Fragmented Home #1

Post date: Mar 22, 2010 9:17:46 PM

Cavigelli Artfoyer presents: 

Fragmented Home #1

Lamia Moghazy

Curated by Anca Sinpalean

March 25th - April 1st 2010

Opening: March 24th, 6.30 pm

Lamia Moghazy, artist in residence at the Rote Fabrik, will show at the end of her stay in Zürich a video and sound installation, using photographic snapshots of her room in Alexandria, Egypt. These visual fragments of her "home" will be accompanied by a soundtrack, which will allow us to have an audio "glimpse" into the artist's personal world. 

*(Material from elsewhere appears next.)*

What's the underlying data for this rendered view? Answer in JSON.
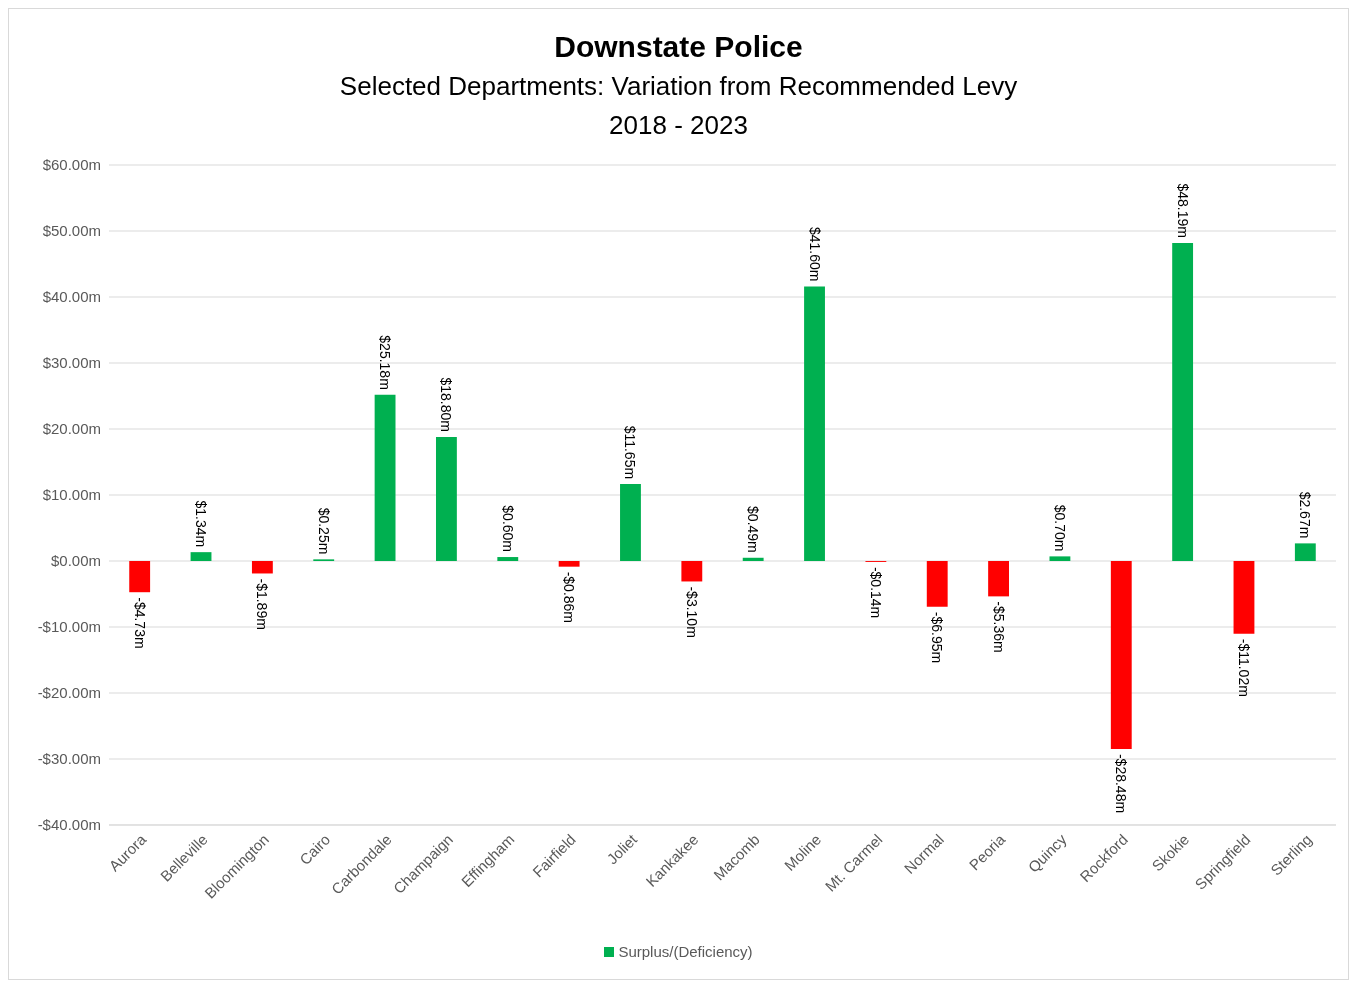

What happens when this intimate space is being exposed and displayed in the showcase of a gallery, which, by no coincidence, is a space dealing primarily with architecture, a place dedicated to building houses where we could feel at home? Does this exposure of the intimate really reveal truths about the artist's identity, or does it hide it more? Could it be possible that it creates more mystery, confirming that we are in fact inaccessible and never totally transparent, not even to ourselves? The intimate, as psychological interiority is, in Lacanian terms, a territory where we escape the gaze of the Other. It is what we sometimes call "at-home", a place or a state of mind where we feel safe, where there is no need to explain oneself to outsiders. It is a place where we know ourselves best and where we search and constantly redefine our identity. It can take the form of a physical site, like a house, a room, a forest etc, but it can often be interior and subjective, requiring no place in reality. We can feel "at home" in many different ways: in a crowd, in stories, jokes or songs, in the way we wear our cloths or in the routine of saying our name.

We live in a globalized world consumed by the need to see and to be seen. Can art make us question the value and relevance of what is being seen and taken as true "identity"? The artist will leave an ephemeral trace of light and sound in the environment where she spent her last three months, as a visiting artist. Did she happen to feel "at home"?